For an infrastructure assistant like h-cli, the user-assistant dialogue carries the context. The tool call details are implementation artifacts — useful for training and auditing, not for maintaining the conversation thread.
What you lose:
- The model doesn't see its own previous tool calls. If the user says "run that again," the model needs enough conversational context to infer what "that" was from the dialogue, not from a tool_use record.
- Longer conversations may lose nuance as plain text is capped (30KB Redis history + 50KB session chunks in h-cli's case).
What you gain:
- 71% fewer input tokens per message
- 81% lower cost on API pricing
- More headroom in the 200K context window before hitting limits
- Faster time-to-first-token (less input to process)
- JSONL still archived for audit trail, training data, and debugging
Side effect:
- With more headroom, the model tends to write longer responses. A conciseness directive in CLAUDE.md counteracts this — costs ~140 input tokens but saves 83% of output tokens (test data).

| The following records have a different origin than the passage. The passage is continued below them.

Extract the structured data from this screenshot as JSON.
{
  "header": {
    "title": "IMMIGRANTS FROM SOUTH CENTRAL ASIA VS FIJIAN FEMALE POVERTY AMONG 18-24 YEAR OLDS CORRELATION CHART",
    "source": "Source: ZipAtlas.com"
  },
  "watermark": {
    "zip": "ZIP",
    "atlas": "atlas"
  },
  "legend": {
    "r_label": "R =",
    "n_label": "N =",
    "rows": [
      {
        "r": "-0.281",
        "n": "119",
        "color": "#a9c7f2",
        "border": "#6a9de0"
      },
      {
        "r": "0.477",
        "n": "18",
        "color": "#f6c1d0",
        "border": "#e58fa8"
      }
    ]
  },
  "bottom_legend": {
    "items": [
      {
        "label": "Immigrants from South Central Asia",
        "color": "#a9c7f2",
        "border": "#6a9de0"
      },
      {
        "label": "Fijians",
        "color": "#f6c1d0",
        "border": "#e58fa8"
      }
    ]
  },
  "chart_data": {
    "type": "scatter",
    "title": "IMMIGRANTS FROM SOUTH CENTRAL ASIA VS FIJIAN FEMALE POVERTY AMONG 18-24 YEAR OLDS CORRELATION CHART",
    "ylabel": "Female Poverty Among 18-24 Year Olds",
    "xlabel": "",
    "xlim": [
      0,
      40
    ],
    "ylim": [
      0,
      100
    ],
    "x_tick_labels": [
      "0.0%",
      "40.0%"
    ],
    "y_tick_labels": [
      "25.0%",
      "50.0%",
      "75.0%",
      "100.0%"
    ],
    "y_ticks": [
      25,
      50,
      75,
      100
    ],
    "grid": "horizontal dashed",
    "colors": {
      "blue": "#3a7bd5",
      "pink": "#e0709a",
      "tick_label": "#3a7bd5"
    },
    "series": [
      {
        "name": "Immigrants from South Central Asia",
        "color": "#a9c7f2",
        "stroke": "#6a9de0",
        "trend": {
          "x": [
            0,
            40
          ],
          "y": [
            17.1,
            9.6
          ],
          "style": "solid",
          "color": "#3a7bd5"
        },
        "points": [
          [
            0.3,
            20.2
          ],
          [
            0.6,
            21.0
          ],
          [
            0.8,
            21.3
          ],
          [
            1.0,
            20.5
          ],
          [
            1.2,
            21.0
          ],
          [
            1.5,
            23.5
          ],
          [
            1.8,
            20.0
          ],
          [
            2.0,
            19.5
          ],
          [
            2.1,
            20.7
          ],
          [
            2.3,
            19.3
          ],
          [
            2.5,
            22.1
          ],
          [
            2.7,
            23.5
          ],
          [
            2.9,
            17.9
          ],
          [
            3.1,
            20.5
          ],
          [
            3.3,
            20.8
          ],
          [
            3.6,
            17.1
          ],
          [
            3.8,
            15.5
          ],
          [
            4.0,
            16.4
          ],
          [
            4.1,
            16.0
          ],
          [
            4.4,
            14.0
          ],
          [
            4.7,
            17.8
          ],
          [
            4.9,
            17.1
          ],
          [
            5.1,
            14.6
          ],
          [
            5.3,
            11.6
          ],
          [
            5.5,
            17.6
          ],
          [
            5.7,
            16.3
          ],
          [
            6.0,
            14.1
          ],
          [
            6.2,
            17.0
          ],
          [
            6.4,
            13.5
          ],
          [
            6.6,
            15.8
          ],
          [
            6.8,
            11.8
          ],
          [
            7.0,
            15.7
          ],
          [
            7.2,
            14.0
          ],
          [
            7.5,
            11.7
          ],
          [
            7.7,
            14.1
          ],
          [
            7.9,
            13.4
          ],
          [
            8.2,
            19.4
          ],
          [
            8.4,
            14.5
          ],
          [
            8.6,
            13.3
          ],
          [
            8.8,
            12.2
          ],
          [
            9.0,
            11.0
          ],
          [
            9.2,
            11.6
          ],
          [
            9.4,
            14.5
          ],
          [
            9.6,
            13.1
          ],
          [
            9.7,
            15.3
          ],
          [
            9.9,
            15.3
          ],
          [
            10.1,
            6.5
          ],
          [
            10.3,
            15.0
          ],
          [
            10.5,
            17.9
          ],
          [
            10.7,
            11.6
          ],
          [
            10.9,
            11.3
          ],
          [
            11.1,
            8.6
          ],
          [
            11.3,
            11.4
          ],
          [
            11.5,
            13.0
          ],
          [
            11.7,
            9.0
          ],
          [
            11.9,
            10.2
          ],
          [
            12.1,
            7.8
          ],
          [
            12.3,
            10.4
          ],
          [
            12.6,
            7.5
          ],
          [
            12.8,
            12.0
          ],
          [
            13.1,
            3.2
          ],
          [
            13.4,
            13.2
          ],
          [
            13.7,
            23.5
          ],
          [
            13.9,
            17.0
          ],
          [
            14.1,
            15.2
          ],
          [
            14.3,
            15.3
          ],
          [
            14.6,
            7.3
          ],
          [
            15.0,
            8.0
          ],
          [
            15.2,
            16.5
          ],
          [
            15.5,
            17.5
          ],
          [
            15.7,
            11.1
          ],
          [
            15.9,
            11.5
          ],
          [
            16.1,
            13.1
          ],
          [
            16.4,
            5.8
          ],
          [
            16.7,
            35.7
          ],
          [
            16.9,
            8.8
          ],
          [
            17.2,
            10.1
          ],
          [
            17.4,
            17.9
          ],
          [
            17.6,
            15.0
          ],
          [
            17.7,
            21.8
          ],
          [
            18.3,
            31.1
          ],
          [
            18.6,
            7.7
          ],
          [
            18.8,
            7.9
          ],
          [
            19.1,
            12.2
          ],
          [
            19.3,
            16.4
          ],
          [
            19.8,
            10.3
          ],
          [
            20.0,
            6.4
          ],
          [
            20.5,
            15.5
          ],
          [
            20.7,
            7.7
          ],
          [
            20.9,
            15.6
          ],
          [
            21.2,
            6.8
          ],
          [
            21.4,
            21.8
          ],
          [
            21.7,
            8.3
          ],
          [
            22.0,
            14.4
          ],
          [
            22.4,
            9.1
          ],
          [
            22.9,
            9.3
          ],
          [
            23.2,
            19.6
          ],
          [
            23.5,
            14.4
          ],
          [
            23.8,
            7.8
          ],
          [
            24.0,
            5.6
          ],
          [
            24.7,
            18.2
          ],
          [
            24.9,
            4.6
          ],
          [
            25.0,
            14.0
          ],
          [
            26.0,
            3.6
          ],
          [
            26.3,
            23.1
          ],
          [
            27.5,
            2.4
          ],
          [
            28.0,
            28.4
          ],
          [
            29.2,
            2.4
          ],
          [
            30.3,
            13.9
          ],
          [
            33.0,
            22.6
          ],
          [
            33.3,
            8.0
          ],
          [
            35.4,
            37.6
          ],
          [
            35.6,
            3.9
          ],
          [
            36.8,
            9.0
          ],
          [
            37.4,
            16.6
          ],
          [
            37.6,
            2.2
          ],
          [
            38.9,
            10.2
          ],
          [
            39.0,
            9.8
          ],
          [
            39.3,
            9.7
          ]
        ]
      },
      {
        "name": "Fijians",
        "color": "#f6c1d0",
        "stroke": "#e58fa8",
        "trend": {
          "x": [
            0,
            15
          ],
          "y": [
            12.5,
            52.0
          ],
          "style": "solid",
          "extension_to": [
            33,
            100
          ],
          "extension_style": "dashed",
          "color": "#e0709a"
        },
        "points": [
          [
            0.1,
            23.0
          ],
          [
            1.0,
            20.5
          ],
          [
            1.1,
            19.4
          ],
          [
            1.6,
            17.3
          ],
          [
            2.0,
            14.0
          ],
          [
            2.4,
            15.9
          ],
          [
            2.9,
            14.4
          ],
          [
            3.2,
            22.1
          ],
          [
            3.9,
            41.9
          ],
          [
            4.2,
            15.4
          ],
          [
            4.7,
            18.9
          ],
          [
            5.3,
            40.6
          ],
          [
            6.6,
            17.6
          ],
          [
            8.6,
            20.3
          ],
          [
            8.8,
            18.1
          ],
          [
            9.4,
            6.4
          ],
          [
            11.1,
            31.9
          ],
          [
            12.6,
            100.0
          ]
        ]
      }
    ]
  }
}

h-cli implements this in three tiers:
┌──────────────────────────────────────────────────────────┐
│ Tier 1: Redis Session History (< 24h) │
│ Recent turns in Redis list, formatted as markdown, │
│ prepended to user message. Lightweight, real-time. │
├──────────────────────────────────────────────────────────┤
│ Tier 2: Session Chunks (> 24h) │
│ When accumulated size > 100KB, history dumped to text │
│ files. Up to 50KB injected into system prompt. │
├──────────────────────────────────────────────────────────┤
│ Tier 3: Skills (per-message, automatic) │
│ Matched skill files from skills/ directory. Injected │
│ into system prompt after chunks. 20KB budget. │
├──────────────────────────────────────────────────────────┤
│ Tier 4: Vector Memory (permanent, optional) │
│ Curated Q&A pairs in Qdrant. Semantic search via │
│ memory_search tool. For long-term knowledge. │
├──────────────────────────────────────────────────────────┤
│ Archive: JSONL Files (always written, never replayed) │
│ Claude Code's native session files. Rich structured │
│ data for auditing, debugging, and future model training.│
└──────────────────────────────────────────────────────────┘
Key files:
orchestration/worker.py—_build_conversation_context()formats Redis history,build_system_prompt()injects chunks + skillsllm/claude-code/CLAUDE.md— conciseness directive to counteract verbose responses
This technique applies to any system using claude -p --resume in a loop:
- Chatbots and conversational agents
- CI/CD pipelines with multi-step Claude interactions
- Any headless Claude Code deployment processing sequential tasks
If your conversation history is primarily dialogue (not heavy tool use where the model needs to see its own previous tool results), plain text injection will save significant tokens with minimal quality loss.
Full test data: resume-vs-plaintext-context.md
Output savings: brevity-directive-output-savings.md — the conciseness directive alone cuts output tokens by 83%, reducing cost by 48% and response time by 77%. Combined with plain text injection, total token usage drops ~85%.